Orbán: EU sees accepting migrants as benchmark of rule of law

Prime Minister Viktor Orbán on Friday said the European Union saw only pro-migration member states as adhering to the rule of law, who were ready to “turn their homelands into countries of immigration.”

Hungary will “resist and we will not accept financial repercussions,” Orban said in an interview with public radio.

Hungary and Poland’s votes are key to passing the EU’s multi-annual financial framework and its Next Generation EU recovery package, Orbán said. “Our position is set in stone,” he added.

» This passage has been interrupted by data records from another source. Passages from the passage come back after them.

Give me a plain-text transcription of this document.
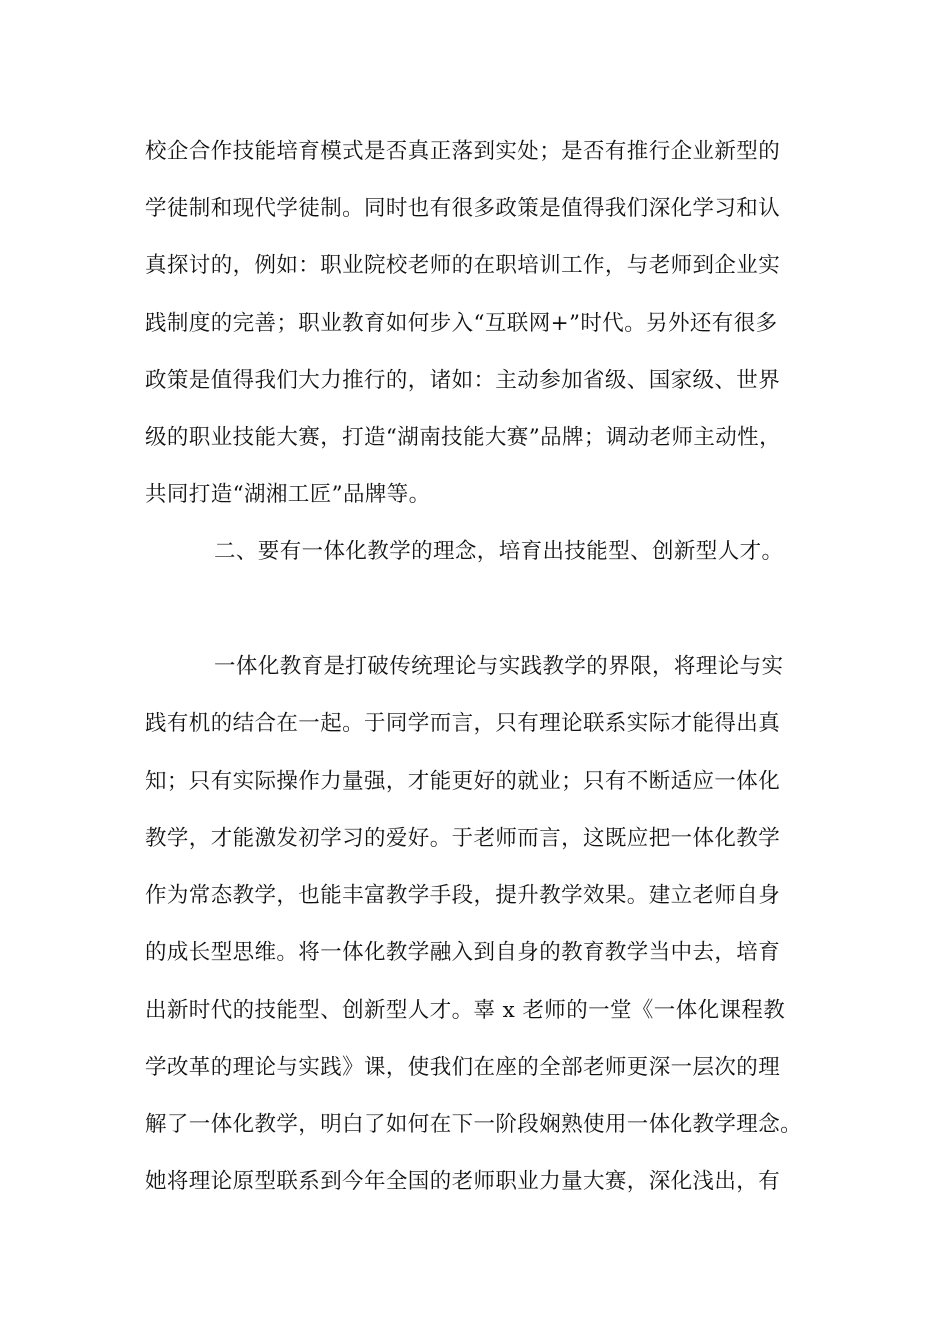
校企合作技能培育模式是否真正落到实处；是否有推行企业新型的
学徒制和现代学徒制。同时也有很多政策是值得我们深化学习和认
真探讨的，例如：职业院校老师的在职培训工作，与老师到企业实
践制度的完善；职业教育如何步入“互联网+”时代。另外还有很多
政策是值得我们大力推行的，诸如：主动参加省级、国家级、世界
级的职业技能大赛，打造“湖南技能大赛”品牌；调动老师主动性，
共同打造“湖湘工匠”品牌等。
二、要有一体化教学的理念，培育出技能型、创新型人才。
一体化教育是打破传统理论与实践教学的界限，将理论与实
践有机的结合在一起。于同学而言，只有理论联系实际才能得出真
知；只有实际操作力量强，才能更好的就业；只有不断适应一体化
教学，才能激发初学习的爱好。于老师而言，这既应把一体化教学
作为常态教学，也能丰富教学手段，提升教学效果。建立老师自身
的成长型思维。将一体化教学融入到自身的教育教学当中去，培育
出新时代的技能型、创新型人才。辜 x 老师的一堂《一体化课程教
学改革的理论与实践》课，使我们在座的全部老师更深一层次的理
解了一体化教学，明白了如何在下一阶段娴熟使用一体化教学理念。
她将理论原型联系到今年全国的老师职业力量大赛，深化浅出，有
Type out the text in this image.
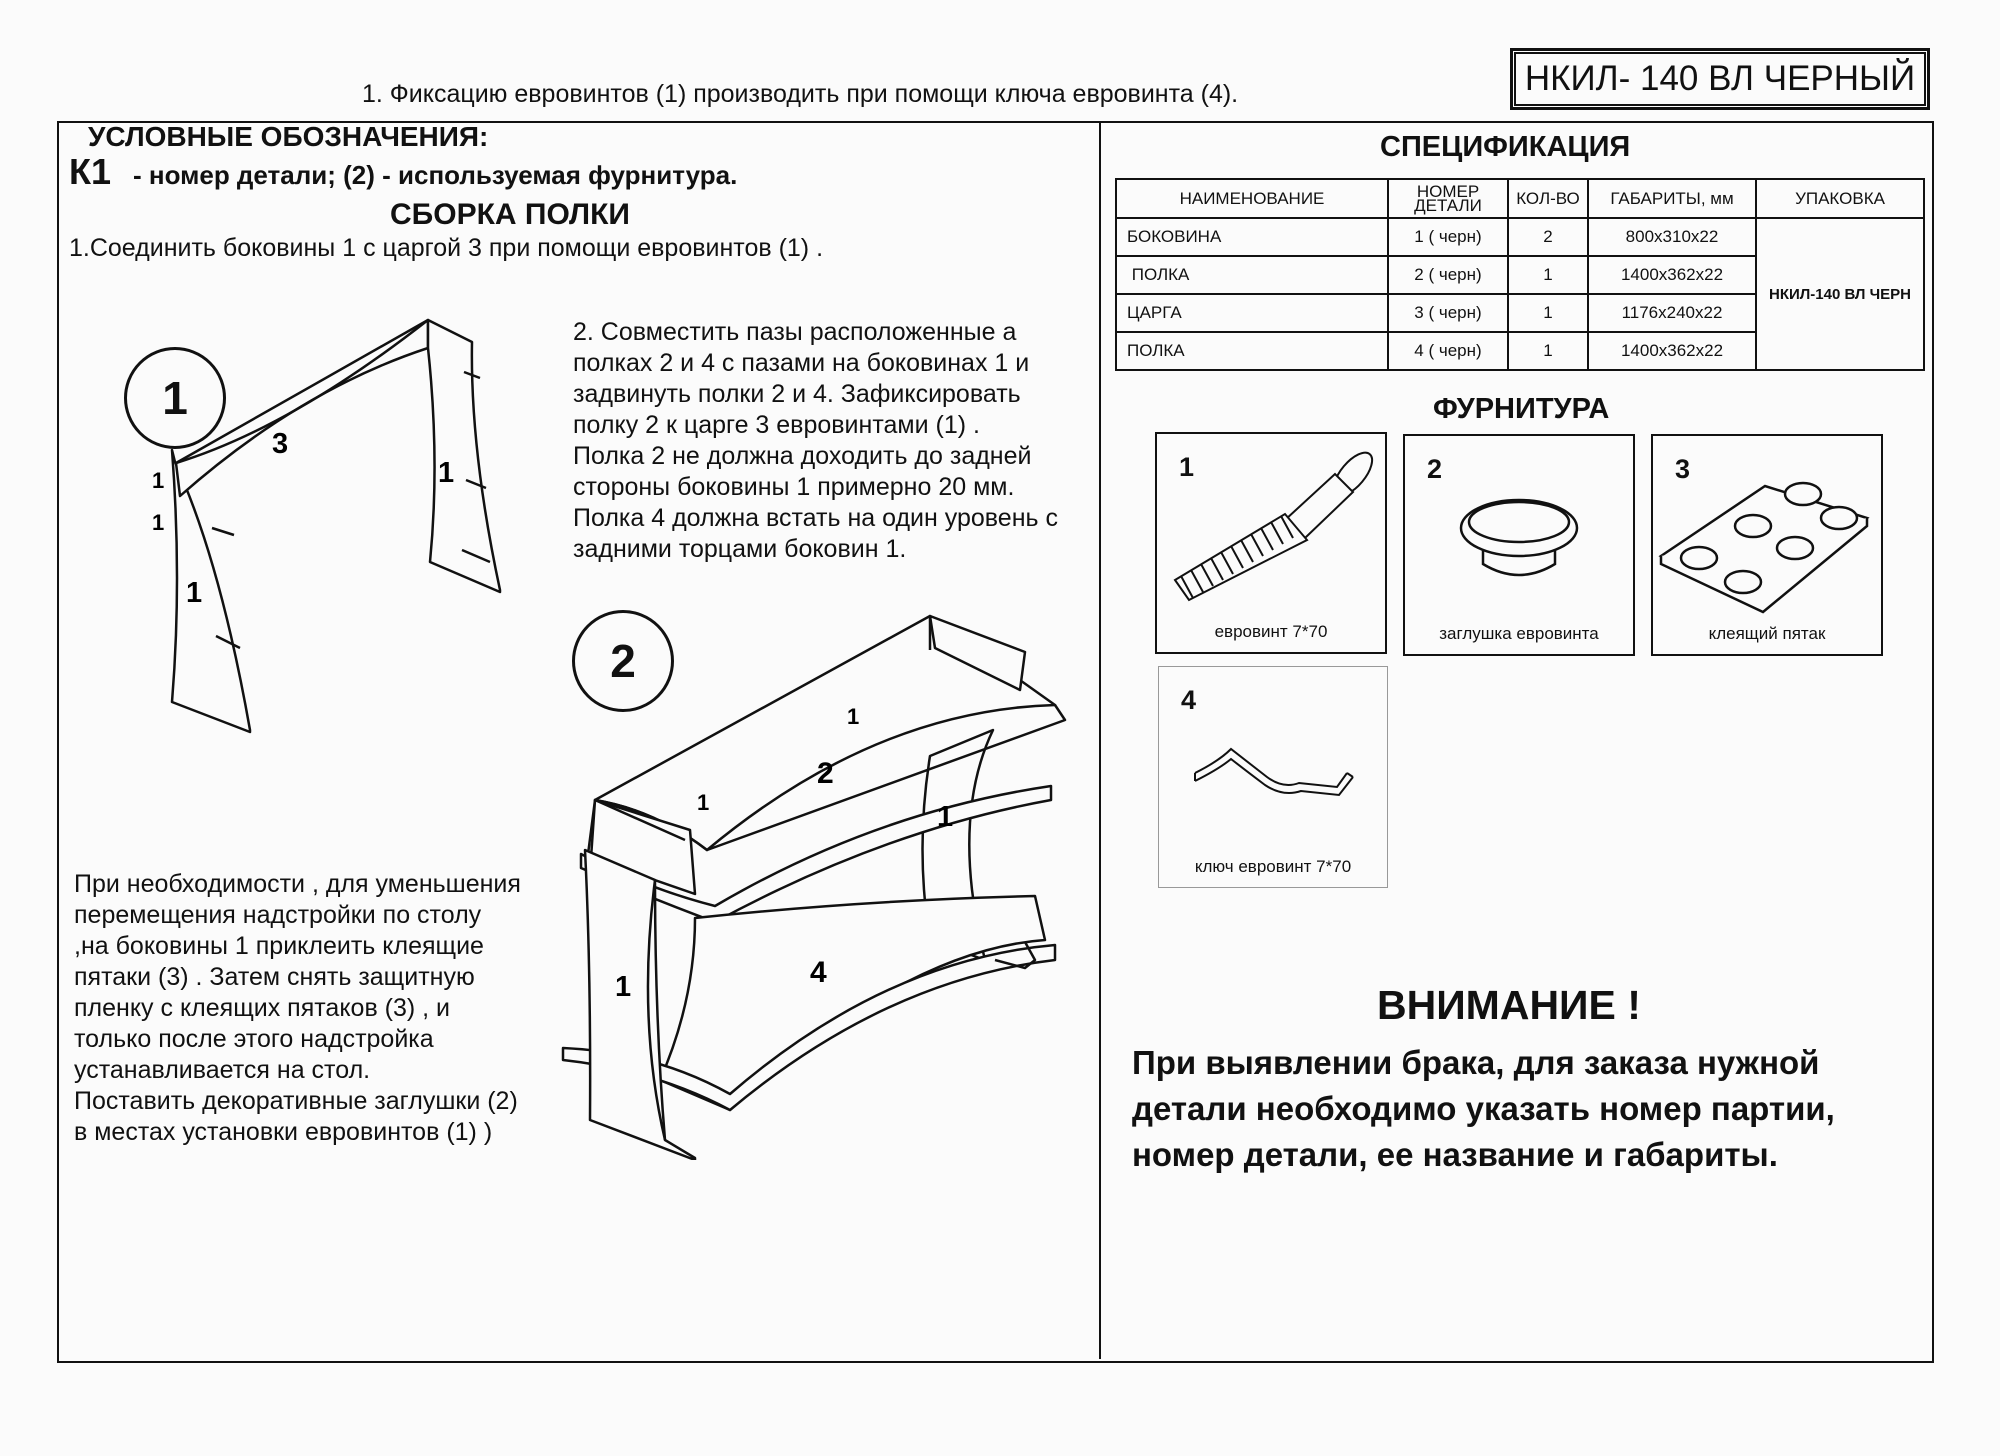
1. Фиксацию евровинтов (1) производить при помощи ключа евровинта (4).	НКИЛ- 140 ВЛ ЧЕРНЫЙ
УСЛОВНЫЕ ОБОЗНАЧЕНИЯ:
К1 - номер детали; (2) - используемая фурнитура.
СБОРКА ПОЛКИ
1.Соединить боковины 1 с царгой 3 при помощи евровинтов (1) .
2. Совместить пазы расположенные а
полках 2 и 4 с пазами на боковинах 1 и
задвинуть полки 2 и 4. Зафиксировать
полку 2 к царге 3 евровинтами (1) .
Полка 2 не должна доходить до задней
стороны боковины 1 примерно 20 мм.
Полка 4 должна встать на один уровень с
задними торцами боковин 1.
При необходимости , для уменьшения
перемещения надстройки по столу
,на боковины 1 приклеить клеящие
пятаки (3) . Затем снять защитную
пленку с клеящих пятаков (3) , и
только после этого надстройка
устанавливается на стол.
Поставить декоративные заглушки (2)
в местах установки евровинтов (1) )
3
1
1
1
1
1
2
4
1
1
1
1
2
СПЕЦИФИКАЦИЯ
НАИМЕНОВАНИЕ	НОМЕР ДЕТАЛИ	КОЛ-ВО	ГАБАРИТЫ, мм	УПАКОВКА
БОКОВИНА	1 ( черн)	2	800х310х22	НКИЛ-140 ВЛ ЧЕРН
ПОЛКА	2 ( черн)	1	1400х362х22	
ЦАРГА	3 ( черн)	1	1176х240х22	
ПОЛКА	4 ( черн)	1	1400х362х22	
ФУРНИТУРА
1
евровинт 7*70
2
заглушка евровинта
3
клеящий пятак
4
ключ евровинт 7*70
ВНИМАНИЕ !
При выявлении брака, для заказа нужной
детали необходимо указать номер партии,
номер детали, ее название и габариты.
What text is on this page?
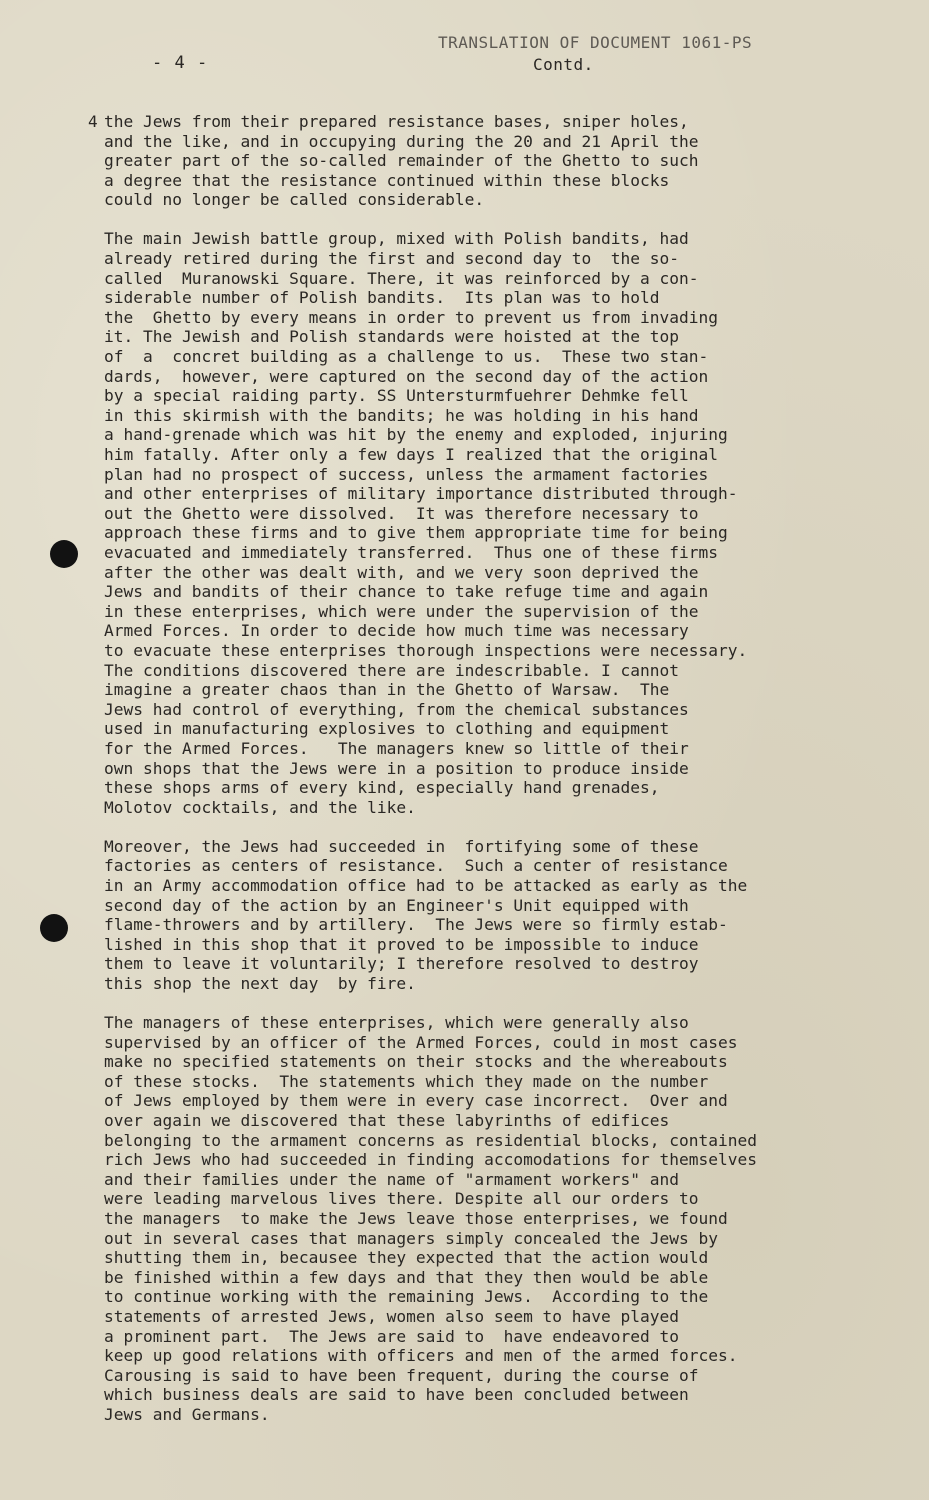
TRANSLATION OF DOCUMENT 1061-PS
- 4 -	Contd.
4 the Jews from their prepared resistance bases, sniper holes,
and the like, and in occupying during the 20 and 21 April the
greater part of the so-called remainder of the Ghetto to such
a degree that the resistance continued within these blocks
could no longer be called considerable.

The main Jewish battle group, mixed with Polish bandits, had
already retired during the first and second day to  the so-
called  Muranowski Square. There, it was reinforced by a con-
siderable number of Polish bandits.  Its plan was to hold
the  Ghetto by every means in order to prevent us from invading
it. The Jewish and Polish standards were hoisted at the top
of  a  concret building as a challenge to us.  These two stan-
dards,  however, were captured on the second day of the action
by a special raiding party. SS Untersturmfuehrer Dehmke fell
in this skirmish with the bandits; he was holding in his hand
a hand-grenade which was hit by the enemy and exploded, injuring
him fatally. After only a few days I realized that the original
plan had no prospect of success, unless the armament factories
and other enterprises of military importance distributed through-
out the Ghetto were dissolved.  It was therefore necessary to
approach these firms and to give them appropriate time for being
evacuated and immediately transferred.  Thus one of these firms
after the other was dealt with, and we very soon deprived the
Jews and bandits of their chance to take refuge time and again
in these enterprises, which were under the supervision of the
Armed Forces. In order to decide how much time was necessary
to evacuate these enterprises thorough inspections were necessary.
The conditions discovered there are indescribable. I cannot
imagine a greater chaos than in the Ghetto of Warsaw.  The
Jews had control of everything, from the chemical substances
used in manufacturing explosives to clothing and equipment
for the Armed Forces.   The managers knew so little of their
own shops that the Jews were in a position to produce inside
these shops arms of every kind, especially hand grenades,
Molotov cocktails, and the like.

Moreover, the Jews had succeeded in  fortifying some of these
factories as centers of resistance.  Such a center of resistance
in an Army accommodation office had to be attacked as early as the
second day of the action by an Engineer's Unit equipped with
flame-throwers and by artillery.  The Jews were so firmly estab-
lished in this shop that it proved to be impossible to induce
them to leave it voluntarily; I therefore resolved to destroy
this shop the next day  by fire.

The managers of these enterprises, which were generally also
supervised by an officer of the Armed Forces, could in most cases
make no specified statements on their stocks and the whereabouts
of these stocks.  The statements which they made on the number
of Jews employed by them were in every case incorrect.  Over and
over again we discovered that these labyrinths of edifices
belonging to the armament concerns as residential blocks, contained
rich Jews who had succeeded in finding accomodations for themselves
and their families under the name of "armament workers" and
were leading marvelous lives there. Despite all our orders to
the managers  to make the Jews leave those enterprises, we found
out in several cases that managers simply concealed the Jews by
shutting them in, becausee they expected that the action would
be finished within a few days and that they then would be able
to continue working with the remaining Jews.  According to the
statements of arrested Jews, women also seem to have played
a prominent part.  The Jews are said to  have endeavored to
keep up good relations with officers and men of the armed forces.
Carousing is said to have been frequent, during the course of
which business deals are said to have been concluded between
Jews and Germans.
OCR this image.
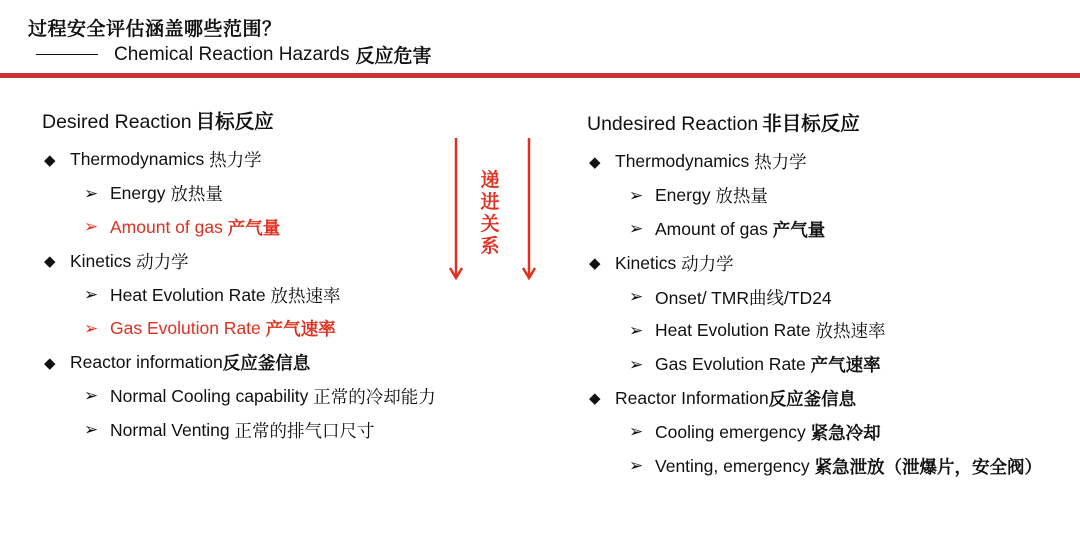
过程安全评估涵盖哪些范围？
Chemical Reaction Hazards 反应危害
Desired Reaction 目标反应
◆ Thermodynamics
热力学
➢ Energy
放热量
➢ Amount of gas
产气量
◆ Kinetics
动力学
➢ Heat Evolution Rate
放热速率
➢ Gas Evolution Rate
产气速率
◆ Reactor information 反应釜信息
➢ Normal Cooling capability
正常的冷却能力
➢ Normal Venting
正常的排气口尺寸
递
进
关
系
Undesired Reaction 非目标反应
◆ Thermodynamics
热力学
➢ Energy
放热量
➢ Amount of gas
产气量
◆ Kinetics
动力学
➢ Onset/ TMR曲线/TD24
➢ Heat Evolution Rate
放热速率
➢ Gas Evolution Rate
产气速率
◆ Reactor Information 反应釜信息
➢ Cooling emergency
紧急冷却
➢ Venting, emergency
紧急泄放（泄爆片，安全阀）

The EU now should focus on granting the necessary funding for member states in need and to “get the seven-year budget off the ground,” Orbán said.

Hungary and Poland “have been saying since July” that the rule of law conditions cannot be tied to funding, he added.

Meanwhile, Orbán said “the protagonist, [financier] George Soros, is weaving his web in the background.”

Soros proposed as early as 2015-2016 that member states unwilling to accept migrants should be “punished financially”, Orbán said. Accepting the EU’s current proposal would mean “part of our budget could be taken away if we refuse to allow migrants in,” he said.

The European Parliament is now a sounding board for Soros’s proposal, Orbán said, adding “it was wrong of the European Council to bow to that pressure.”